Do you ever notice how some authors, for whatever reason, obsessively repeat the same plot? Edith Wharton loved having men fall in love with her wives' cousins. Carson McCullers can't stop writing about pre-teen girls isolated by the process of getting older. Eudora Welty, I guess, loves writing about older men who fall marry younger women. These infant brides are never as good as their husbands, and they come with a boatload of unsavory family members to boot. In the case of The Optimist's Daughter, the bride is a greedy harpy intent on snatching every bit of property she can away from her husband's family. Bonnie Dee Peacock, who marries the titular Daniel Ponder of The Ponder Heart is merely a pretty dullard, who has "not a whit of human curiosity," like an overgrown kewpie doll. The Optimist's Daughter mined this set-up for unexpected, lyric depth; The Ponder Heart is in full-on satirical mode.

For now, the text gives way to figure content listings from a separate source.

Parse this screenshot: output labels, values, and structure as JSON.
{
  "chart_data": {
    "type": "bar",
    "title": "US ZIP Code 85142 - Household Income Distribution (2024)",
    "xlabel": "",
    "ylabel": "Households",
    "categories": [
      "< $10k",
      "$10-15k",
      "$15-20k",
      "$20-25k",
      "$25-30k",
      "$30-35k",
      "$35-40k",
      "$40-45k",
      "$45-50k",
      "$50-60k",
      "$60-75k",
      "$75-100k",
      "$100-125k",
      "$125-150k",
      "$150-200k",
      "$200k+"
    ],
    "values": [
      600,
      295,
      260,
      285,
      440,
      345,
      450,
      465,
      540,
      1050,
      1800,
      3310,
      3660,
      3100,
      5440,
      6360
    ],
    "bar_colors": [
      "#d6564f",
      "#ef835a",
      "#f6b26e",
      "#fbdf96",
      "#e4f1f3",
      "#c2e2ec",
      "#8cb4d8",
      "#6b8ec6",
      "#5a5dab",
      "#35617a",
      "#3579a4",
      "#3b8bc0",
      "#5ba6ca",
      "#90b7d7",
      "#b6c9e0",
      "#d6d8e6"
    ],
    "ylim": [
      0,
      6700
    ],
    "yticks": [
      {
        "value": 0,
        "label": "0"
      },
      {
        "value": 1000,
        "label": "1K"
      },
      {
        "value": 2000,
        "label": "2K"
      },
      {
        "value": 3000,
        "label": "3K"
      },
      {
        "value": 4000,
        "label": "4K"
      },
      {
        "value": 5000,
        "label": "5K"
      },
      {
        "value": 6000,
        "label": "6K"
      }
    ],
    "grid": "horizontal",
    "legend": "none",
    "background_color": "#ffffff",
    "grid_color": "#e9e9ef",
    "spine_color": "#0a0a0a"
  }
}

And it's really funny. The story is narrated by Edna Earle Ponder, whose duties consist in keeping her Uncle Daniel in check. His childlike--not childish--need to be loved produces a runaway generosity, and Edna Earle has to keep him from giving away every single thing he and everybody else has. I decided that I loved this book as soon as I read about Uncle Daniel leaving Edna Earle on a Ferris Wheel so he could pass out ice cream to the dancing girls at the fair:
He'd belted me into the Ferris Wheel, then vanished, instead of climbing into the next car. And the first thing I made out from the middle of the air was Uncle Daniel's big round hat up on the platform of the Escapades side-show, right in the middle of those ostrich plumes. There he was--passing down the line of those girls doing their come-on dance out front, and handing them out ice cream cones, right while they were shaking their heels to the music, not in very good time. He'd got the cream from the Baptist ladies' tent--banana, and melting fast. And I couldn't get off the Ferris Wheel till I'd been around my nine times, no matter how often I told them who I was. When I finally got loose, I flew up to Uncle Daniel and he stood there and hardly knew me, licking away and beside himself with pride and joy. And his sixty cents was gone, too. Well, he would have followed the fair to Silver City when it left, if I'd turned around for good.
But Edna Earle can't stop Uncle Daniel from marrying Bonnie Dee Peacock (the names!), who does nothing of interest except when she runs away and when she comes home again. When Bonnie Dee dies of fright during a storm, Uncle Daniel is charged with her murder by her backwoods family. During the trial--a hilarious prototype of the kind of Southern courtroom scene that you see in To Kill a Mockingbird or Midnight in the Garden of Good and Evil or A Time to Kill or, obviously, My Cousin Vinny--the Peacocks talk over the lawyers, and get up for water every couple of minutes, and one of the boys spends the whole time playing the harmonica. It's great.
Welty has an ear for the particular music of Southern language and life like no author I've ever read; including McCullers and Flannery O'Connor. Maybe this book wouldn't strike the same chord with someone from another part of the country, but to me it was both hilariously strange and persuasively real. I put it 7th on my top ten list this past year, but looking back at it now, that seems ridiculously low.